Coll de Nargó (Katalonien) – geruhsames Sport- und Mehrseillängenklettern bis 6a+
Schon von weitem sieht man die imposante Felskulisse. Und schon bei der Anfahrt wächst die Vorfreude auf das Klettern in Coll de Nargó mit jedem Meter, den man sich dem beschaulichen Ort nähert.
Das Klettern in Coll de Nargó bietet Sportklettern und Mehrseillängen in allen Schwierigkeitsgraden und auch eine große Auswahl an Sportkletterrouten bis 6a+. Gute Absicherungen und kurze Zustiege laden zu mehreren Tagen reinstem Klettervergnügen ein!
Nach Sant Llorenç de Montgai war das Klettern in Coll de Nargó die zweite Station unseres herbstlichen Kletterurlaubs in Katalonien. Und wieder ein Glücksgriff.
Klettern in Coll de Nargó – die Rahmenbedingungen
Das gemütlich auf einem Hügel gelegene Dorf Coll de Nargó am Fluß Segre lockt mit verwinkelten Gassen, zwei Bäckereien, einem erstaunlich gut sortierten Supermarkt – vor allem die Wein- und Käseauswahl ist beeindruckend – und einer Kletterkneipe. Aber dazu später mehr.

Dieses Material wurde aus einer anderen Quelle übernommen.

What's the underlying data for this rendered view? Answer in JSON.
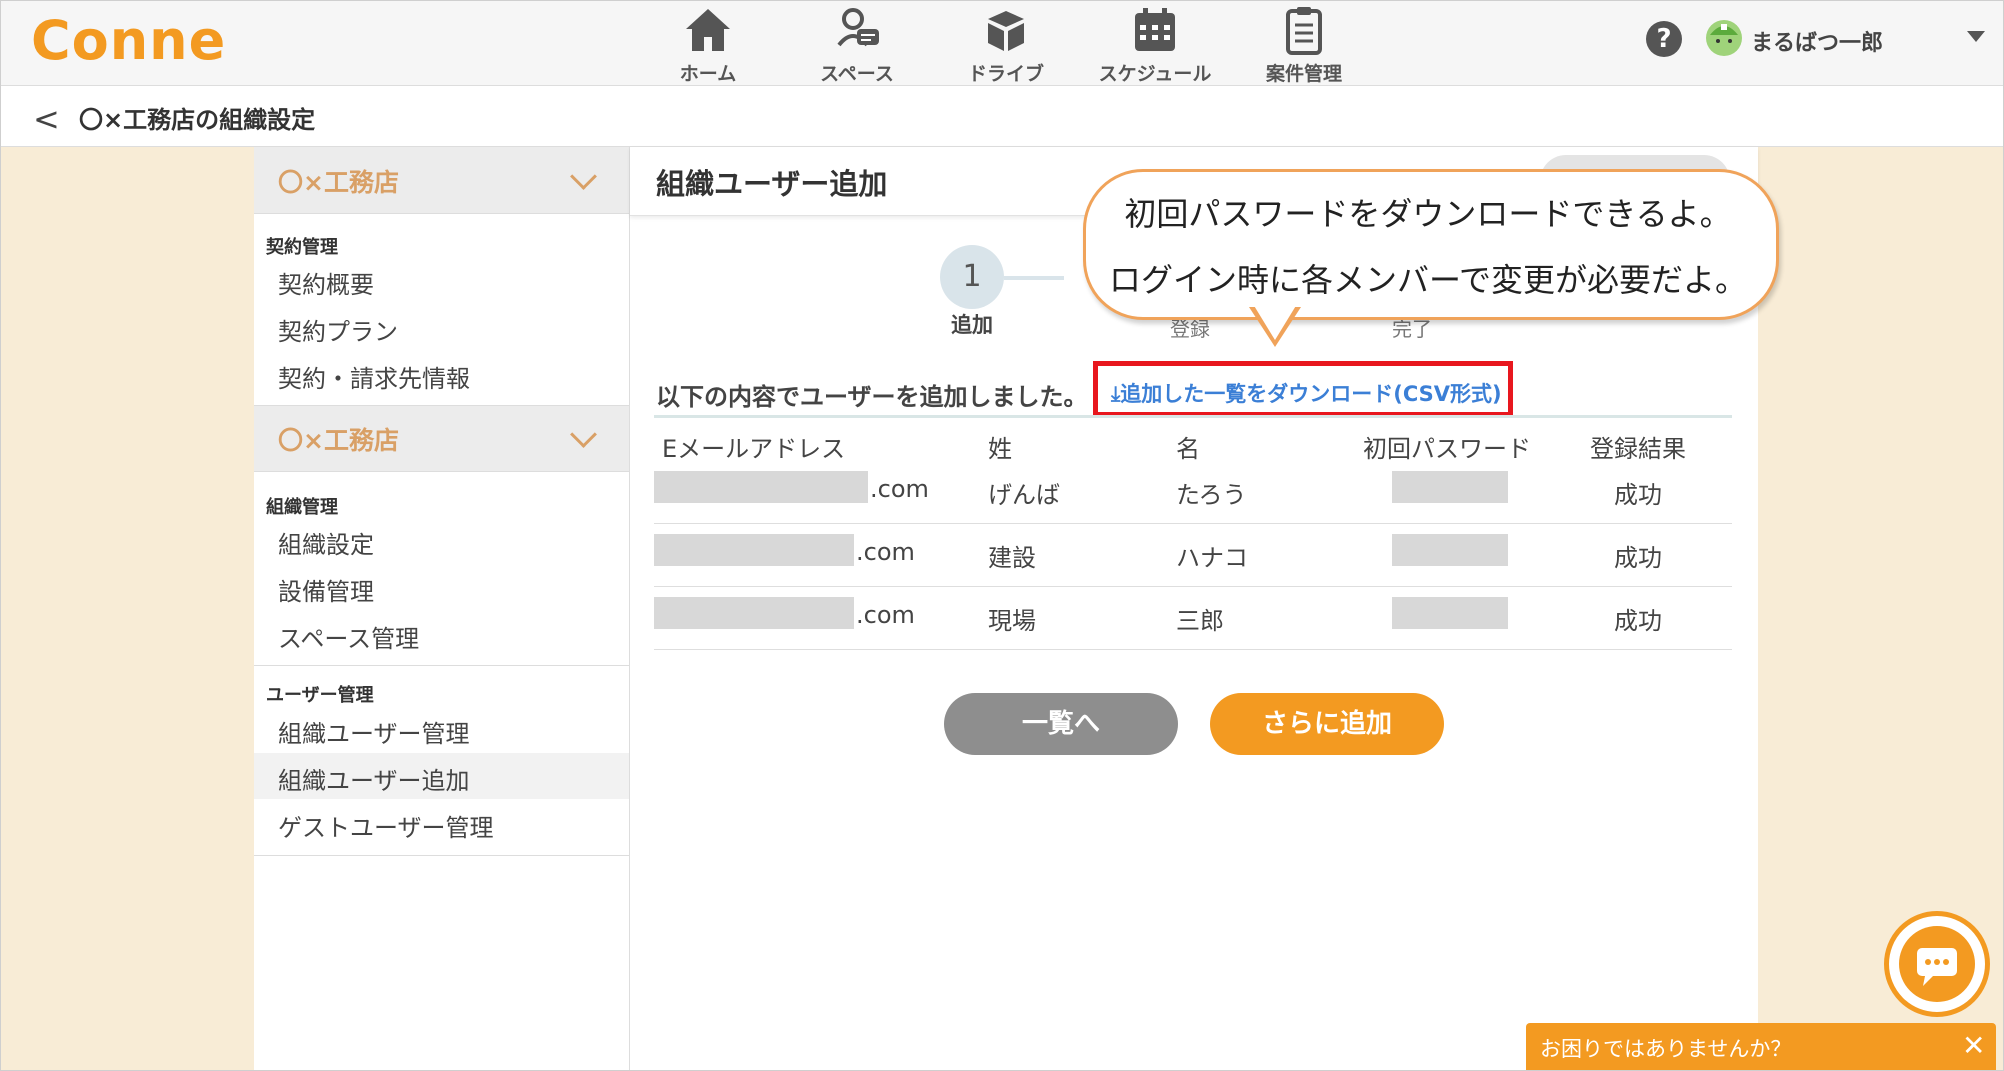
{
  "app": {
    "logo": "Conne"
  },
  "nav": [
    {
      "label": "ホーム",
      "icon": "home-icon"
    },
    {
      "label": "スペース",
      "icon": "space-chat-icon"
    },
    {
      "label": "ドライブ",
      "icon": "drive-box-icon"
    },
    {
      "label": "スケジュール",
      "icon": "calendar-icon"
    },
    {
      "label": "案件管理",
      "icon": "clipboard-icon"
    }
  ],
  "user": {
    "help": "?",
    "name": "まるばつ一郎"
  },
  "subheader": {
    "back": "<",
    "title": "〇×工務店の組織設定"
  },
  "sidebar": {
    "org1": "〇×工務店",
    "contract_label": "契約管理",
    "contract_items": [
      "契約概要",
      "契約プラン",
      "契約・請求先情報"
    ],
    "org2": "〇×工務店",
    "org_label": "組織管理",
    "org_items": [
      "組織設定",
      "設備管理",
      "スペース管理"
    ],
    "user_label": "ユーザー管理",
    "user_items": [
      "組織ユーザー管理",
      "組織ユーザー追加",
      "ゲストユーザー管理"
    ]
  },
  "main": {
    "title": "組織ユーザー追加",
    "step_number": "1",
    "step_label": "追加",
    "ghost_step2": "登録",
    "ghost_step3": "完了",
    "done_text": "以下の内容でユーザーを追加しました。",
    "csv_link": "⤓追加した一覧をダウンロード(CSV形式)",
    "columns": [
      "Eメールアドレス",
      "姓",
      "名",
      "初回パスワード",
      "登録結果"
    ],
    "rows": [
      {
        "email_suffix": ".com",
        "last": "げんば",
        "first": "たろう",
        "result": "成功"
      },
      {
        "email_suffix": ".com",
        "last": "建設",
        "first": "ハナコ",
        "result": "成功"
      },
      {
        "email_suffix": ".com",
        "last": "現場",
        "first": "三郎",
        "result": "成功"
      }
    ],
    "btn_list": "一覧へ",
    "btn_add": "さらに追加"
  },
  "bubble": {
    "line1": "初回パスワードをダウンロードできるよ。",
    "line2": "ログイン時に各メンバーで変更が必要だよ。"
  },
  "chat": {
    "bar_text": "お困りではありませんか？",
    "close": "✕"
  },
  "colors": {
    "accent": "#f39a21",
    "link": "#3b7fd6",
    "highlight": "#e8171e",
    "background": "#f8ecd6"
  }
}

Und natürlich lockt das Highlight: Oben, wie ein Dinosaurierrücken, liegt das Klettergebiet, das dem Ort seinen Namen gibt. Der Blick auf den Felsriegel bietet sich immer wieder, wenn man durch den Ort schlendert. Wer lange genug sucht, findet auch einen schönen Aussichtspunkt. Dieser scheint wie geschaffen für schmachtende Kletterer.
Kletterführer
Die Felsen von Coll de Nargó sind in den Kletterführern:
- „Lleida Climbs“ – 3. Auflage 2019: 22 Klettergebiete mit fast 3.900 Wegen
- „Roca España“ – 1. Auflage von 2012: 70 Sportklettergebiete in den Pyrenäen und Aragon
enthalten, die man sich bereits vor der Anreise besorgen kann. Einen lokalen Kletterführer gibt es vor Ort in der Klettererkneipe Bar la Societat.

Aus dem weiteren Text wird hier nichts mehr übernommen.